Unfortunately, that worked.
I say unfortunately because I was hoping it would be something else. Something that did not involve having to cut all my favorite foods from my diet. I mean, no burgers, no roast, no butter, no yogurt, no cream, no cheese, no milk chocolate, no ice cream…really? Add to that the fact that it’s been 30+ degrees, and I’ve been miserable. My go-to foods for a hot summer day include cottage cheese and fruit, cucumber-and-cheese sandwiches, and barbequed burgers. Hmm. Can you tell I’ve been feeling sorry for myself?
We’ve been on the hunt for suitable replacements, and found a vegan margarine that is passable, and some rice-based “milk” chocolate that’ll do in a pinch. Unfortunately, cheese is out. Most of the non-dairy cheese replacements I was able to find contained milk ingredients, and the one that did not, tasted fairly awful. This is a tragedy. I eat cheese with everything. Like probably at least two meals a day. Because of that, most of my cooking involves cheese. I can substitute ground pork or chicken for the meat in most recipes, but spaghetti without parmesan? Chili without cheddar? Chowder with no cheese? And seriously, no pizza? Bleh. So, basically, all my go-to recipes are missing something. Something important. Something that reminds me how much I’m missing out every time I try to eat a ‘regular’ meal.
I got to feeling so sorry for myself that I was polishing off a bag of Fudgee-O cookies (the only non-dairy cookie in the whole aisle) and a bag of wine gums every two or three days. We were eating a fair bit of fast food, too, just because we did not know what else to eat. Besides the aforementioned cookies and candy, plus barbequed pork chops and grilled peppers, I did not feel like there was anything in the house to eat. My diet was taking a serious turn for the worse. Usually I eat a very healthy diet, with plenty of fruit and vegetables, plus made-from-scratch meals, so the sudden influx of deep-fried chicken and sugary crap had me feeling physically terrible, too.

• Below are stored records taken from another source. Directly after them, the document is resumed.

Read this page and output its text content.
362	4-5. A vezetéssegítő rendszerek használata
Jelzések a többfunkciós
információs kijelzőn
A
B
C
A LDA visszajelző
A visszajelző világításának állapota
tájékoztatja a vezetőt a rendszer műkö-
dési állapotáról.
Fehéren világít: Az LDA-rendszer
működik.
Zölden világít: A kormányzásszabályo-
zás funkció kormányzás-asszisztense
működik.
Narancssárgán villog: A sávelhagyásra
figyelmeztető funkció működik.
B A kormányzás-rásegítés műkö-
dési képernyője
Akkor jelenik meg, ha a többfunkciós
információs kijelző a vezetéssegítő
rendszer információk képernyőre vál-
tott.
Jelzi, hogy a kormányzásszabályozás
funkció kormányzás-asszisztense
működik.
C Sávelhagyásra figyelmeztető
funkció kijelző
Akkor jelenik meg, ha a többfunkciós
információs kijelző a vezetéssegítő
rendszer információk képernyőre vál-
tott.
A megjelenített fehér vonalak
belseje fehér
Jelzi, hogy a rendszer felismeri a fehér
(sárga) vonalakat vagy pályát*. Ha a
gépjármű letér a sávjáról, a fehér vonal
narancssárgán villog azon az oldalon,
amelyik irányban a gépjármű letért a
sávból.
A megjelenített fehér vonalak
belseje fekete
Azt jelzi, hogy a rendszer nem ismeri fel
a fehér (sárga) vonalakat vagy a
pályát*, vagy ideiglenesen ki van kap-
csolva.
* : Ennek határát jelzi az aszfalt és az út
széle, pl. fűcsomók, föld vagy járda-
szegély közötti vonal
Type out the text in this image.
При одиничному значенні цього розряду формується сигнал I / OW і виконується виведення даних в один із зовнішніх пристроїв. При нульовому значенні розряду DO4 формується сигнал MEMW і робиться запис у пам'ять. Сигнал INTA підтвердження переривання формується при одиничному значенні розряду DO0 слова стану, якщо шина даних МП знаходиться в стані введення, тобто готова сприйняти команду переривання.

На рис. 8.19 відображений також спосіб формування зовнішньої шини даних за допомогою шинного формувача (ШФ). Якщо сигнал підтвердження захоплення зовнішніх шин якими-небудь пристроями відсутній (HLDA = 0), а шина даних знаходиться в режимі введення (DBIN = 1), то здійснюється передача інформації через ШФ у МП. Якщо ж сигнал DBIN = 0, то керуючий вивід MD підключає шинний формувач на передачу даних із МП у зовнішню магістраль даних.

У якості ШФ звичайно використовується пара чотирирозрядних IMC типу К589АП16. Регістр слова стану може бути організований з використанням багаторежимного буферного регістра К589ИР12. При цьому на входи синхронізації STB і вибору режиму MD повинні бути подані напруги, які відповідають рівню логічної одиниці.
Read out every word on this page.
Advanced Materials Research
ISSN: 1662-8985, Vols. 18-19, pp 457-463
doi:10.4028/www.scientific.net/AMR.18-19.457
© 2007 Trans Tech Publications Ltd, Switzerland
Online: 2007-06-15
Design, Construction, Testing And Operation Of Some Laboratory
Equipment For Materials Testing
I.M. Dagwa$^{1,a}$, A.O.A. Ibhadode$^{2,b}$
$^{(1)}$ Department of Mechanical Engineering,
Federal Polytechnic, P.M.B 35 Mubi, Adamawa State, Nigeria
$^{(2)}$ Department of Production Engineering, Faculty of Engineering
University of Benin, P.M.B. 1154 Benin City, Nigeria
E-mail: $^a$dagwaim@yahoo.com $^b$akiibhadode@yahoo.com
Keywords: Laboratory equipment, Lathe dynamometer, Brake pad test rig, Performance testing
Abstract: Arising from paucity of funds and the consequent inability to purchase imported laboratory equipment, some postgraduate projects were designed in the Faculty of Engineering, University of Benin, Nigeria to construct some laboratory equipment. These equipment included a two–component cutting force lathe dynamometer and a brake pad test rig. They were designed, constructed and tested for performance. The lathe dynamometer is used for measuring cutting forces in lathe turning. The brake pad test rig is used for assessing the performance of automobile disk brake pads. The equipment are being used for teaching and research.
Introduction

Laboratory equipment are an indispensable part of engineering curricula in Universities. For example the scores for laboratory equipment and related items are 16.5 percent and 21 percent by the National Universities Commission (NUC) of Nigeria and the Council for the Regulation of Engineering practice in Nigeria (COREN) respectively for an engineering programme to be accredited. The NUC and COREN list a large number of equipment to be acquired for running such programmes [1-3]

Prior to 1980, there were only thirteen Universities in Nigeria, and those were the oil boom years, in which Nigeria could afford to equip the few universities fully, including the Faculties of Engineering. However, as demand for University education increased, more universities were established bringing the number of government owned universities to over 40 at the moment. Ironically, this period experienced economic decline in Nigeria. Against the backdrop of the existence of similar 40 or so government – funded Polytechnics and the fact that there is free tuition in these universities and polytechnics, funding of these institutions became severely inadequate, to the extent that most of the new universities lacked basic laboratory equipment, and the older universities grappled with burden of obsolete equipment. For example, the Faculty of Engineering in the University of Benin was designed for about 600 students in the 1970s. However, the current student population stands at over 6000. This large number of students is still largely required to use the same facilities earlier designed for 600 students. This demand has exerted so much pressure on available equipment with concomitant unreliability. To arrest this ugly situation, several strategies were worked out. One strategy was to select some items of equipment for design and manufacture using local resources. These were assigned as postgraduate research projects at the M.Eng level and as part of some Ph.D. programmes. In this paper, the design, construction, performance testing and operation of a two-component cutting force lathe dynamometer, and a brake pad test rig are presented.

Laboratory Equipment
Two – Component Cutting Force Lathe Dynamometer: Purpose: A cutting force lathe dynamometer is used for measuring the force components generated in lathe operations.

Yesterday, I decided I needed to snap out of it before I hit 300 pounds and gave my poor kid rickets or scurvy or some other horrifying deficiency. I mean seriously, he can only get as good of nutrition as I do, right? An attitude adjustment was clearly in order.
I needed to cook something new, something that had no associations with beef, butter, cream, cheese, and all the rest. Something that did not remind me of my enforced dietary changes every time I ate.
Today, I went through the freezer, trying to decide what needed using up. Corn season is almost upon us, and we still have a few bags of frozen corn from last year, so that became the base of the meal. As it is cool today, I decided on soup, since it’s been a long time since it’s been cool enough to cook soup, and soup is such a quick, easy meal. Though I am not good at measuring, here is the approximate recipe:
Fill a 2-quart pot about 1/3 with chicken broth (or vegetable broth, for a vegan meal; I used a couple of chicken bullion cubes and 1/3 pot of water). Add a few carrots, chopped small, and around 3 cups of frozen corn. Spice to taste with mild yellow curry (I used around a tablespoon) and hot chili paste (about 1/2 tsp for me). When the carrots are cooked, add one whole can of coconut milk (unsweetened). Bring the whole thing back to a boil, and serve.
As I was eating my dairy-free, gluten-free, soy-free, nut-free, beef-free, but still very tasty soup, I realized that every single ingredient started with the letter “C” – this soup should be sponsoring a Sesame Street episode! Chicken stock, Corn, Carrots, Chili paste, Curry, Coconut milk…this is a real C-food soup!